RGA High Wycombe, (BJJ), Kev Capel, High Wycombe, UK - 19/01/2010
Last week, I watched an interesting BBC 4 documentary on women in MMA on iPlayer, linked from Rosi Sexton's blog. It makes for a revealing insight into what it takes to step up to the cage, with plenty of sacrifice and emotional hardship.
Still on the topic of women, my 'Treatment of Women In BJJ' article brought up a number of comments, which in turn led to this wonderfully academic follow-up by Meg.
As a random note of interest, I was recently updating my BJJ History Index, and by trying various spellings of BJJ on Google Books, I eventually came up with this 1972 piece on judo in Brazil. In there, it mentions that:
In a match with the Brazilian ju-jitsu champion George Gracio, in 1936, Naoichi used his judo techniques and won
Hélio's losses to Kimura and Santana are well known, but I haven't heard much about this one before (though Googling it, I see someone did actually mention Naoichi and his brother in one of the comments to my history post).

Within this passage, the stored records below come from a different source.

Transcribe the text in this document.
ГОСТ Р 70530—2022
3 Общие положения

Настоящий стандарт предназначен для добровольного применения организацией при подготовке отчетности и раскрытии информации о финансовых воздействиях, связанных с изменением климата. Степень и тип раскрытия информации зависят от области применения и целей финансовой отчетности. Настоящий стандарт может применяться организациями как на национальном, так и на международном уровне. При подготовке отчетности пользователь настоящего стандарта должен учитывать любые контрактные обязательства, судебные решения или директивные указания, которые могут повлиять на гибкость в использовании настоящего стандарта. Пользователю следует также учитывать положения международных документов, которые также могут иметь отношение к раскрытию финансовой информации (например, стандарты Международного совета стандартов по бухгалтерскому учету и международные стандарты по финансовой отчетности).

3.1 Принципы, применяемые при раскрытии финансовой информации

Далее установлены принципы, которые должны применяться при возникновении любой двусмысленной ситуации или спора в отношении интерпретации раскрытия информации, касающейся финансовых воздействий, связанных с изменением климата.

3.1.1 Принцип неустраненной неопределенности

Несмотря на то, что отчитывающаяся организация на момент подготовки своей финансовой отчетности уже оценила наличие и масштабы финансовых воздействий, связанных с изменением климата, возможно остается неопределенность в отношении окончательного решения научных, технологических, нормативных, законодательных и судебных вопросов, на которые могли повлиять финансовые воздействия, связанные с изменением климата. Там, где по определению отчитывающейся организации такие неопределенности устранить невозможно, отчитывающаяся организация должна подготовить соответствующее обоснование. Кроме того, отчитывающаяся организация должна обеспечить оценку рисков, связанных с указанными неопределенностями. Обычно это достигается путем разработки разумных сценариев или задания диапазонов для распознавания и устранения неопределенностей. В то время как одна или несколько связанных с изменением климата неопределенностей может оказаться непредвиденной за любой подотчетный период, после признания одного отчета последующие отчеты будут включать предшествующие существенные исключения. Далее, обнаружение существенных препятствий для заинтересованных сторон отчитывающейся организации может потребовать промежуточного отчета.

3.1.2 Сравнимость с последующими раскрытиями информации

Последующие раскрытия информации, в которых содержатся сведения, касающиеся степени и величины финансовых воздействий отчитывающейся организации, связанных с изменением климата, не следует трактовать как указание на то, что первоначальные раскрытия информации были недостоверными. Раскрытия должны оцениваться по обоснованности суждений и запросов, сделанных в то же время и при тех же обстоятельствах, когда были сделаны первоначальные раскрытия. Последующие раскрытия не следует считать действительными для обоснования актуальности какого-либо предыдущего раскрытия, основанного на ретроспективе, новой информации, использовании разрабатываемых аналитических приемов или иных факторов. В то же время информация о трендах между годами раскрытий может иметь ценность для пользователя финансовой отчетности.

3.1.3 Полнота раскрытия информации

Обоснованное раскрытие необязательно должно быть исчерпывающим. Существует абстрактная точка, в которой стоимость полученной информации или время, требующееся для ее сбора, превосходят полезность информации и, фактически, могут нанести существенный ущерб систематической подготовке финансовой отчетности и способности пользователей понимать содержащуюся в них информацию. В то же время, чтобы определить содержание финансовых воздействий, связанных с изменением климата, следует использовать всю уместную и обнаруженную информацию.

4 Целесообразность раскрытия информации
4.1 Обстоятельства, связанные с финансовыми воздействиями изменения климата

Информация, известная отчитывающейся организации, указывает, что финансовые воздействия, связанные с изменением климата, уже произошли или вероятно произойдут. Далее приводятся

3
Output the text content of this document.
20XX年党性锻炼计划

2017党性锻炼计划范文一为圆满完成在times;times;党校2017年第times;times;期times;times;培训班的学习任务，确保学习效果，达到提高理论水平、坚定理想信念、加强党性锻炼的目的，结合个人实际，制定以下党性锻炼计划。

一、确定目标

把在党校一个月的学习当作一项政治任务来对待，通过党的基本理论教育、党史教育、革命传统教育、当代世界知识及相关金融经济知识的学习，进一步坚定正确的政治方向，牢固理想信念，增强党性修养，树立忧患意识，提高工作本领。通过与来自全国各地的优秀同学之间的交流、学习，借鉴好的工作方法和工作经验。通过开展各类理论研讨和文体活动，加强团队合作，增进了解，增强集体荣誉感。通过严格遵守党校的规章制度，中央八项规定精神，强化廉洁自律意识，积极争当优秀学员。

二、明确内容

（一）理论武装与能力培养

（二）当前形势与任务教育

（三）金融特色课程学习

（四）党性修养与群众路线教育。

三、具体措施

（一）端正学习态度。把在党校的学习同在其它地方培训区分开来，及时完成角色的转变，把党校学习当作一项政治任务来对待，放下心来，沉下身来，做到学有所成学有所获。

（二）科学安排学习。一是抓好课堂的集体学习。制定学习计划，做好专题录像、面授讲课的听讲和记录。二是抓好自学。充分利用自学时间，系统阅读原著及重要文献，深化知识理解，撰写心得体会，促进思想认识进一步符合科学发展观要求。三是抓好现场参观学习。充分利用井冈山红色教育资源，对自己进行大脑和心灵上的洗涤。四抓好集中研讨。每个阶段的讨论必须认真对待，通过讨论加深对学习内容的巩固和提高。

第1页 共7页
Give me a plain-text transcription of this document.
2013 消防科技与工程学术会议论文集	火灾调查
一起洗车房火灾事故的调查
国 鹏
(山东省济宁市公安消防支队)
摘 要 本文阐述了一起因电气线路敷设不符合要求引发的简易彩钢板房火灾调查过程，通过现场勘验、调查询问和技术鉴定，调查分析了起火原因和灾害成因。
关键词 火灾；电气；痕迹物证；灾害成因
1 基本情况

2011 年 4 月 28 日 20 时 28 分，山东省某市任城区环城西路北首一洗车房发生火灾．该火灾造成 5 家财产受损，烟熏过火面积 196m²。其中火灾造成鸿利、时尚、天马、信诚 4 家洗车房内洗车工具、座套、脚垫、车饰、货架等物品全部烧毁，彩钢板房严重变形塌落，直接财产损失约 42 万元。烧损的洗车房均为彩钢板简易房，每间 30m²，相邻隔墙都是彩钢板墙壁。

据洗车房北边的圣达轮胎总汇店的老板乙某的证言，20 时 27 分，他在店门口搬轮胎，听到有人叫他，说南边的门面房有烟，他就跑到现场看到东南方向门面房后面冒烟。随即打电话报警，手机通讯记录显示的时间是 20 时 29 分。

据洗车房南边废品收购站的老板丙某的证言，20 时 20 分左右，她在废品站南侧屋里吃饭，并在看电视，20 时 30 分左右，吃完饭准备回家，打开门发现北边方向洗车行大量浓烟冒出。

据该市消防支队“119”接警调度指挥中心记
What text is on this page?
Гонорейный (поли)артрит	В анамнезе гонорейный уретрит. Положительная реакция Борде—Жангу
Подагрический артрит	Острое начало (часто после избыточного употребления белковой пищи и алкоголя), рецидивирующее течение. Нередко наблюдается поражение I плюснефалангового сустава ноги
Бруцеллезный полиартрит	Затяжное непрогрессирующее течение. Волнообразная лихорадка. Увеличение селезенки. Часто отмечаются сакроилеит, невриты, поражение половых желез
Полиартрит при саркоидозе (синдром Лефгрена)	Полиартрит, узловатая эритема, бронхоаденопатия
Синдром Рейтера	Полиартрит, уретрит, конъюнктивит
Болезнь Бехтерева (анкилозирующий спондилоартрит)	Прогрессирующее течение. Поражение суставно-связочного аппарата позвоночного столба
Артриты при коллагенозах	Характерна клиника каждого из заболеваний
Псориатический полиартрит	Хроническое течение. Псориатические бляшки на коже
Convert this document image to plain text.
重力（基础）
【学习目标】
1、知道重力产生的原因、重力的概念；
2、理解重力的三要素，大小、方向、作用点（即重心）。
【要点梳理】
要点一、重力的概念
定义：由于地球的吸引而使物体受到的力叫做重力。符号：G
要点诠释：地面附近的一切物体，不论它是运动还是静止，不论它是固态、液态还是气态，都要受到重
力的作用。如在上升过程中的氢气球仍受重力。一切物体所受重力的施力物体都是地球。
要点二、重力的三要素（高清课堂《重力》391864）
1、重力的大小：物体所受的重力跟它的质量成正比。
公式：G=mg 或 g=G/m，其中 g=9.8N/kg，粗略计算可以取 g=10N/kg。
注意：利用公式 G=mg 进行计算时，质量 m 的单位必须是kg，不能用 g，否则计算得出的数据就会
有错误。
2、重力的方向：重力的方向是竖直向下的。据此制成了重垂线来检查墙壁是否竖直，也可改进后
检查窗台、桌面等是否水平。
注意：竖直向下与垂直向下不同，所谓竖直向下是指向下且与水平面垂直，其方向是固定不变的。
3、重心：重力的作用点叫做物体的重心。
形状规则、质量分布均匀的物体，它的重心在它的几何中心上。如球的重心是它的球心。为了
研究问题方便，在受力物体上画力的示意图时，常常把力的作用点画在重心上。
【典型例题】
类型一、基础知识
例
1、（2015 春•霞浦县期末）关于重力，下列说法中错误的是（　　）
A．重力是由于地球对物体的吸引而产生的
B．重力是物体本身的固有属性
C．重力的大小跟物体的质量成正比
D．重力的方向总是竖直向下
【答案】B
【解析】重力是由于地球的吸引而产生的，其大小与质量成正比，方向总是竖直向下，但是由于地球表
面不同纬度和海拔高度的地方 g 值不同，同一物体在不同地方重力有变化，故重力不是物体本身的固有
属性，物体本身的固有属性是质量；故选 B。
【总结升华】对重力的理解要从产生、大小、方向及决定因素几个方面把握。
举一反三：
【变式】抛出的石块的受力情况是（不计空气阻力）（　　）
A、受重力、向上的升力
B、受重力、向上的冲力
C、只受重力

As to class tonight, Kev returned to what is clearly one of his favourites, Shawn Williams guard. I wasn't sure if it was quite the same thing last time, but given Kev started off in an identical position to Williams this time (with both arms on one side of the head), looks like Shawn Williams guard is the right term to use.
Like last time, Kev kicked off with the armbar to triangle combination. Pull their sleeve across and secure the armbar, then switch to a triangle if they pull their arm out. Alternately, you can drive your knee into their arm and work your way past, in order to go for the triangle.
I also found that I liked Kev's method for adjusting the angle on a triangle. Kev gets his leg over their neck, then secures that by gripping his shin with his hand. He can then open his legs and swivel around their head, which is made easier by the added mobility of that position. That's especially handy given small guys like me tend to get stacked a lot: I had thought my major error was not scooting back enough, but rotating for the angle may well help too.
Kev then moved on to an omoplata from the Shawn Williams Guard. This is perhaps the most logical attack from the position, as you already have their arm locked up with your leg raise. Bring the leg in front of their face, shifting the arm with which you were previously gripping their collar to their belt.
Your other hand needs to clamp their arm around your leg, so they can't pull it out to escape the submission. You can now sit up, triangling your legs over the arm, shifting out to the side in order to knock them flat onto the floor. To finish, lean forward, as if you're going to whisper in their ear.
Kev also suggested yanking their near leg backwards in order to knock them flat. I can't remember if you have to release the grip on their arm first: I presume you do, which would mean it has to be firmly trapped by your legs. Kev also ran through a number of 'what if' situations, such as moving into a footlock if they try to roll through, or moving into an omoplata sweep, but I think I'd need to see them again to describe it properly (he did about four, IIRC).
Sparring was all about escapes for me, except when I sparred with a white belt. Howard spent most of our roll trying to cinch in some kind of choke involving my own gi, but I was able to wedge a hand in the way. I wasn't sure if that would be enough, as I've been choked through my hand before, but this time it proved sufficient. I was able to eventually slip free, making enough space to clear my head, but it was close. Trying to get some kind of purchase on his legs helped too, as once I got to half guard he wasn't able to move around to tighten the choke.
Similarly with Callum, he had a loop choke, I think. I thought he had the submission several times, but quickly spinning seemed to be enough to stop it completely closing off the sides of my neck, although I had to do it several times before I could work free. I also tried to shift into butterfly guard, as Callum has a habit of clamping down in guard leaving no space. However, he also has a habit of passing soon after I try to go to butterfly: something to work on, especially moving him back and then sitting up.